Si el trabajo se ha sacralizado, es lógico que sus frutos también lo hagan. Cada producto adopta (o es adoptado) por un dios diferente, dioses que viven, mueren y renacen con el producto de la tierra al que están asociados, ciclo fácilmente reco­nocible en las diferentes religiones post-neolíticas del mundo antiguo. Y el ciclo vital del grano, de la semilla que renace, origina la creencia en un mundo y una vida más allá de la muerte, idea recogida también por las religiones posteriores. Esa esperanza en lo perdurable inicia la gran importancia de los enterramientos, que en realidad lo que hacen es unir simbólica­mente el mundo de los vivos con el de los muertos.

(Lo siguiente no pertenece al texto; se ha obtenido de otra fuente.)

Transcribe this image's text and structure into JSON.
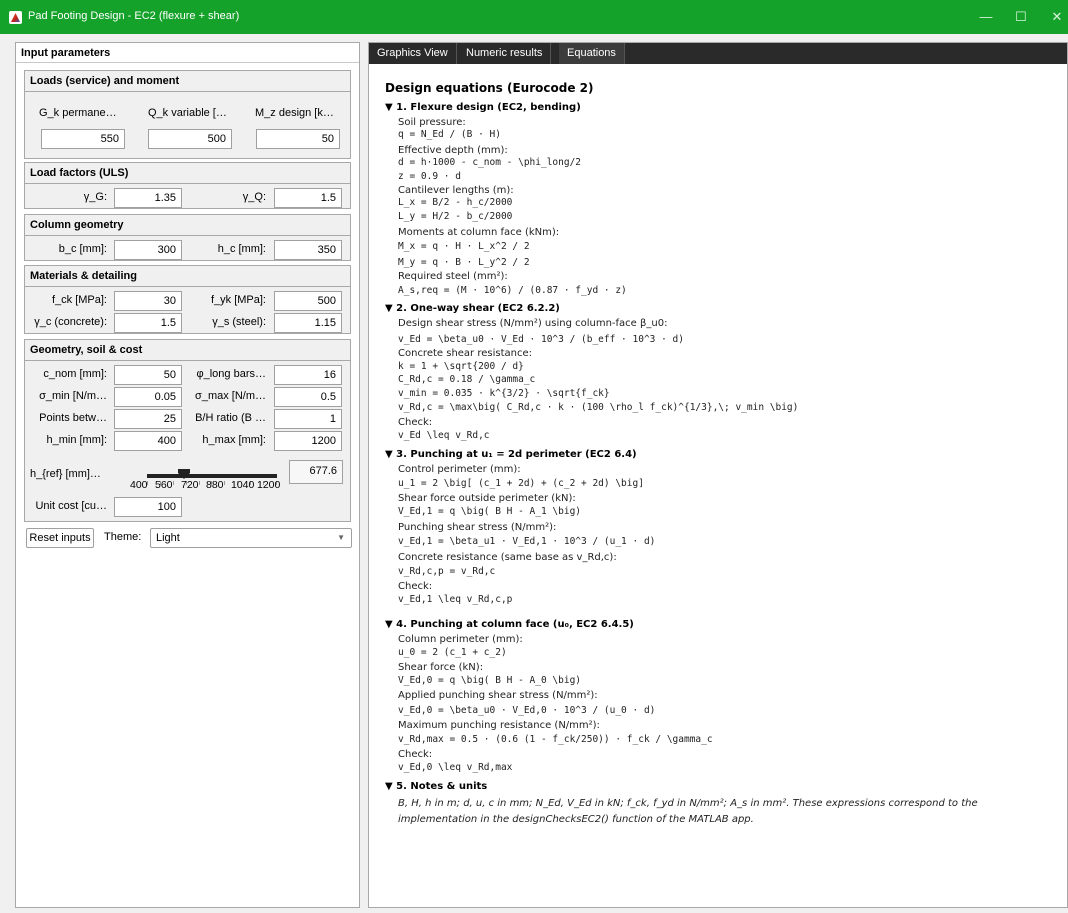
{
  "window": {
    "title": "Pad Footing Design - EC2 (flexure + shear)",
    "controls": {
      "minimize": "—",
      "maximize": "☐",
      "close": "✕"
    }
  },
  "input_panel": {
    "title": "Input parameters",
    "loads": {
      "title": "Loads (service) and moment",
      "headers": [
        "G_k permane…",
        "Q_k variable […",
        "M_z design [k…"
      ],
      "values": [
        "550",
        "500",
        "50"
      ]
    },
    "load_factors": {
      "title": "Load factors (ULS)",
      "gamma_g_label": "γ_G:",
      "gamma_g": "1.35",
      "gamma_q_label": "γ_Q:",
      "gamma_q": "1.5"
    },
    "column": {
      "title": "Column geometry",
      "bc_label": "b_c [mm]:",
      "bc": "300",
      "hc_label": "h_c [mm]:",
      "hc": "350"
    },
    "materials": {
      "title": "Materials & detailing",
      "fck_label": "f_ck [MPa]:",
      "fck": "30",
      "fyk_label": "f_yk [MPa]:",
      "fyk": "500",
      "gc_label": "γ_c (concrete):",
      "gc": "1.5",
      "gs_label": "γ_s (steel):",
      "gs": "1.15"
    },
    "geometry": {
      "title": "Geometry, soil & cost",
      "cnom_label": "c_nom [mm]:",
      "cnom": "50",
      "phi_label": "φ_long bars…",
      "phi": "16",
      "smin_label": "σ_min [N/m…",
      "smin": "0.05",
      "smax_label": "σ_max [N/m…",
      "smax": "0.5",
      "pts_label": "Points betw…",
      "pts": "25",
      "bh_label": "B/H ratio (B …",
      "bh": "1",
      "hmin_label": "h_min [mm]:",
      "hmin": "400",
      "hmax_label": "h_max [mm]:",
      "hmax": "1200",
      "href_label": "h_{ref} [mm]…",
      "href": "677.6",
      "slider_ticks": [
        "400",
        "560",
        "720",
        "880",
        "1040",
        "1200"
      ],
      "slider_value": 677.6,
      "cost_label": "Unit cost [cu…",
      "cost": "100"
    },
    "reset_label": "Reset inputs",
    "theme_label": "Theme:",
    "theme_value": "Light"
  },
  "tabs": [
    "Graphics View",
    "Numeric results",
    "Equations"
  ],
  "equations": {
    "title": "Design equations (Eurocode 2)",
    "s1": {
      "title": "▼ 1. Flexure design (EC2, bending)",
      "l1": "Soil pressure:",
      "e1": "q = N_Ed / (B · H)",
      "l2": "Effective depth (mm):",
      "e2": "d = h·1000 - c_nom - \\phi_long/2",
      "e3": "z = 0.9 · d",
      "l3": "Cantilever lengths (m):",
      "e4": "L_x = B/2 - h_c/2000",
      "e5": "L_y = H/2 - b_c/2000",
      "l4": "Moments at column face (kNm):",
      "e6": "M_x = q · H · L_x^2 / 2",
      "e7": "M_y = q · B · L_y^2 / 2",
      "l5": "Required steel (mm²):",
      "e8": "A_s,req = (M · 10^6) / (0.87 · f_yd · z)"
    },
    "s2": {
      "title": "▼ 2. One-way shear (EC2 6.2.2)",
      "l1": "Design shear stress (N/mm²) using column-face β_u0:",
      "e1": "v_Ed = \\beta_u0 · V_Ed · 10^3 / (b_eff · 10^3 · d)",
      "l2": "Concrete shear resistance:",
      "e2": "k = 1 + \\sqrt{200 / d}",
      "e3": "C_Rd,c = 0.18 / \\gamma_c",
      "e4": "v_min = 0.035 · k^{3/2} · \\sqrt{f_ck}",
      "e5": "v_Rd,c = \\max\\big( C_Rd,c · k · (100 \\rho_l f_ck)^{1/3},\\; v_min \\big)",
      "l3": "Check:",
      "e6": "v_Ed \\leq v_Rd,c"
    },
    "s3": {
      "title": "▼ 3. Punching at u₁ = 2d perimeter (EC2 6.4)",
      "l1": "Control perimeter (mm):",
      "e1": "u_1 = 2 \\big[ (c_1 + 2d) + (c_2 + 2d) \\big]",
      "l2": "Shear force outside perimeter (kN):",
      "e2": "V_Ed,1 = q \\big( B H - A_1 \\big)",
      "l3": "Punching shear stress (N/mm²):",
      "e3": "v_Ed,1 = \\beta_u1 · V_Ed,1 · 10^3 / (u_1 · d)",
      "l4": "Concrete resistance (same base as v_Rd,c):",
      "e4": "v_Rd,c,p = v_Rd,c",
      "l5": "Check:",
      "e5": "v_Ed,1 \\leq v_Rd,c,p"
    },
    "s4": {
      "title": "▼ 4. Punching at column face (u₀, EC2 6.4.5)",
      "l1": "Column perimeter (mm):",
      "e1": "u_0 = 2 (c_1 + c_2)",
      "l2": "Shear force (kN):",
      "e2": "V_Ed,0 = q \\big( B H - A_0 \\big)",
      "l3": "Applied punching shear stress (N/mm²):",
      "e3": "v_Ed,0 = \\beta_u0 · V_Ed,0 · 10^3 / (u_0 · d)",
      "l4": "Maximum punching resistance (N/mm²):",
      "e4": "v_Rd,max = 0.5 · (0.6 (1 - f_ck/250)) · f_ck / \\gamma_c",
      "l5": "Check:",
      "e5": "v_Ed,0 \\leq v_Rd,max"
    },
    "s5": {
      "title": "▼ 5. Notes & units",
      "note": "B, H, h in m; d, u, c in mm; N_Ed, V_Ed in kN; f_ck, f_yd in N/mm²; A_s in mm². These expressions correspond to the implementation in the designChecksEC2() function of the MATLAB app."
    }
  }
}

Con lo sagrado influyendo de tal manera en lo cotidiano del hombre neolítico, se produce la aparición del “especialista” de lo sagrado, como lo hay de otras actividades. Se observan dos modelos de esa especialización, el sacerdocio comunal (una mejora del chamanismo) y el sacerdocio eclesiástico. El primer modelo se legitima a través de la representación de la sociedad ante los dioses, en una clara vocación de servicio. El segundo modelo deriva hacia la burocratización de los ritua­les, hacia las explicaciones y conocimientos teológicos complicados, de manera que se aleja inevitablemente de sus representados.

 

Vemos pues que la neolitización es un conjunto de cambios relacionados completamente entre sí, y cuya argamasa esen­cial es la mentalidad del hombre, sus creencias, marco general en el que se van produciendo esos cambios. Es un proceso que comienza hace unos doce milenios en diferentes sitios, y que en realidad puede decirse que no acaba hasta la revolución industrial de hace un par de siglos, e incluso más tarde en algunas partes de la Tierra. A partir de mediados del siglo pasado, especialmente en el mundo europeo, la sociedad post-industrial ha entrado en una etapa de profunda crisis de valores, de resultado imprevisible, y en esa crisis reconocemos realmente el fin del Neolítico.